Having beaten the drum to preserve and promote college skiing heavily and steadily since 2017 (see partial laundry list below), it is hard to imagine what can make the message resonate louder than these two medals. In St Germain’s case, it is even more remarkable that coming into these World Champs another Catamount was favored to be on the women’s podium. St Germain’s former UVM teammate, American Paula Moltzan, was in position to score medals in two events before being sidelined by a broken hand while winning Team Parallel gold. St Germain’s own Canadian teammates include NCAA skiers Ali Nullmeyer and Amelia Smart.

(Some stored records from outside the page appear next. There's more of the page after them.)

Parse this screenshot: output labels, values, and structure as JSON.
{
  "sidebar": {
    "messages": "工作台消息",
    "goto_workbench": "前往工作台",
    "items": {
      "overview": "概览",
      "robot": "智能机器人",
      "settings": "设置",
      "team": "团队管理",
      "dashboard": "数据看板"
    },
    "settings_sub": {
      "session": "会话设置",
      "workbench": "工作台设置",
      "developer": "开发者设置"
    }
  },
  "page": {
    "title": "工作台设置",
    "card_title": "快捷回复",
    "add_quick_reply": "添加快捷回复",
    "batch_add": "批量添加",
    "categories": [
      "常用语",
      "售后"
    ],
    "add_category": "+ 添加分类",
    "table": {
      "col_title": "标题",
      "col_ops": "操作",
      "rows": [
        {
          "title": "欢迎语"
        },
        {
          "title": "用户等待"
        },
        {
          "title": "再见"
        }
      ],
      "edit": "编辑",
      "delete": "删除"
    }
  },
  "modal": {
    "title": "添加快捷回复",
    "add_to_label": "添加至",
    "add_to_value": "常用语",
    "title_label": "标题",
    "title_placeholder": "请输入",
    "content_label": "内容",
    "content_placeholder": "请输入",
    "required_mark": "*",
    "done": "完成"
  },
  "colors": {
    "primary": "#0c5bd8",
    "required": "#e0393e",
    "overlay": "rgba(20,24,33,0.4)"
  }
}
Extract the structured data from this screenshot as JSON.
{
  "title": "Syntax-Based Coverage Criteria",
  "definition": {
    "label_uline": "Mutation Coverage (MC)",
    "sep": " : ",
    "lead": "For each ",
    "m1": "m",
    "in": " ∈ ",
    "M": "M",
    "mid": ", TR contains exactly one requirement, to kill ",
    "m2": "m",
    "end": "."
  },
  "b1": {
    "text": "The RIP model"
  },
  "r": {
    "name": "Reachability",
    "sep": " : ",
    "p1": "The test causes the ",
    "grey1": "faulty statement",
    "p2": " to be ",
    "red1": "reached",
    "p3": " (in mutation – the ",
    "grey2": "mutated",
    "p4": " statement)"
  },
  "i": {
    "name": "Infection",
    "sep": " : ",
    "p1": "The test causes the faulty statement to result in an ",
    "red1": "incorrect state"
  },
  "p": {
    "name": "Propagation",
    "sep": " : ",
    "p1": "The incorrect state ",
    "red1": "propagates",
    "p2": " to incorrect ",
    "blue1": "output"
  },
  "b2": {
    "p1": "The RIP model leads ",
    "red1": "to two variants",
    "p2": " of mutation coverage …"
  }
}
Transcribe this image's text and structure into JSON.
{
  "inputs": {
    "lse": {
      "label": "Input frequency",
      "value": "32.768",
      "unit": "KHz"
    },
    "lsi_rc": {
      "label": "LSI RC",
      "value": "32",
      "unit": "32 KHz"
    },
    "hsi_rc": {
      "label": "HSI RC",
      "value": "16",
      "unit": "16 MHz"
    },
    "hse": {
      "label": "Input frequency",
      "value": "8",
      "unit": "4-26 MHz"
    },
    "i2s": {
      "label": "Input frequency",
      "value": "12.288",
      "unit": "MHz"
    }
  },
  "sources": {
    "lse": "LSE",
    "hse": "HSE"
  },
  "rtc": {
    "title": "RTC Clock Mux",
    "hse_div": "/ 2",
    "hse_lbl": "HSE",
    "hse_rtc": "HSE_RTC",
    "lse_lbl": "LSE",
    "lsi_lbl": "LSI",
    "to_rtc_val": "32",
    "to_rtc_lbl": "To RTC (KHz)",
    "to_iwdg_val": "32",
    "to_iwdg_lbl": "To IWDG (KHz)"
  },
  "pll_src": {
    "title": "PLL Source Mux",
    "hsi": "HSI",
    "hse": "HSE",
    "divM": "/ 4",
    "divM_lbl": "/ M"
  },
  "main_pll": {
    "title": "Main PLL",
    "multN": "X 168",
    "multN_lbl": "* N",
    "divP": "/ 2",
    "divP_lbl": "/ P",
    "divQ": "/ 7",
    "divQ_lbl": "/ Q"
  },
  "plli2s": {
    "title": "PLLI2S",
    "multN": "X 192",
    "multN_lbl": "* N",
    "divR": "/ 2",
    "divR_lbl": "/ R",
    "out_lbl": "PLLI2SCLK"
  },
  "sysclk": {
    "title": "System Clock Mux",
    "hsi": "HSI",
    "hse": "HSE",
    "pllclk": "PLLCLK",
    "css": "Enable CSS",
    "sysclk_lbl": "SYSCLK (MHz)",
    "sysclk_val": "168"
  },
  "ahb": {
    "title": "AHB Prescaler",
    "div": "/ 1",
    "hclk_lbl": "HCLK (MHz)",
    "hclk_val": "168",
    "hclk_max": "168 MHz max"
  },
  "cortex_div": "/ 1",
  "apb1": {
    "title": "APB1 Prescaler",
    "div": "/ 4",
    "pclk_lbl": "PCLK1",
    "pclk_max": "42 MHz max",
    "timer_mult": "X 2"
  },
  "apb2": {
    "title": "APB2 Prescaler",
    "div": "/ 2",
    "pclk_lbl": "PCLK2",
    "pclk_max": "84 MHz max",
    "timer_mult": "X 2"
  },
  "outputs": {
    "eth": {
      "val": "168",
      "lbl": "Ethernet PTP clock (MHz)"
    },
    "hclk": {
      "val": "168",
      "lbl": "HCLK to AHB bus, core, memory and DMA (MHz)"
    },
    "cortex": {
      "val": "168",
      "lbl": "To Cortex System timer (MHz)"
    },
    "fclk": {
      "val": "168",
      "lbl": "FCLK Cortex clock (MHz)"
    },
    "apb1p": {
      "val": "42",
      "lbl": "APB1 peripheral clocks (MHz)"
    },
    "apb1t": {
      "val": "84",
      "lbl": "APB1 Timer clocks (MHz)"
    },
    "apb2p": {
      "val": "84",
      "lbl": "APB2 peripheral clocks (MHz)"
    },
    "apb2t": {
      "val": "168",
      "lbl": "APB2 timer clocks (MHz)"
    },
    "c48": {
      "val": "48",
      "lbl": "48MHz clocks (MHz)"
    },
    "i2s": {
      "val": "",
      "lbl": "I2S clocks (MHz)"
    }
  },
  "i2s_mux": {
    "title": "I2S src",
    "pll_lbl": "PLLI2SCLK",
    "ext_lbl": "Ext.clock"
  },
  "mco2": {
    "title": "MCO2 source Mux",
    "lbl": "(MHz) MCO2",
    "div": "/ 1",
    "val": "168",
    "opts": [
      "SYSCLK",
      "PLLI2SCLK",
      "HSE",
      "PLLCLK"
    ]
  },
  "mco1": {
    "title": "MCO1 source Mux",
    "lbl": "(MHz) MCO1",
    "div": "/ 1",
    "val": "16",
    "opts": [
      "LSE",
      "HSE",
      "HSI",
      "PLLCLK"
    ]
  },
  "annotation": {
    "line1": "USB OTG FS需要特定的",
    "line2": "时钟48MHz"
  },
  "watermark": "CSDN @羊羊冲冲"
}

Ginnis’s medal was especially impressive considering the extraordinarily challenging second run set that created epically rugged conditions. Like St Germain, he had never been in medal position for the second run in a big event. Adding to that pressure, he also stood at the top watching all the top racers slide backwards in the punishing ruts that worsened for each racer at the bottom of the 30 flip.  Nevertheless, Ginnis was the only athlete in the top three to hold podium position. That’s skill. That’s toughness. That’s composure. That’s an educated athlete.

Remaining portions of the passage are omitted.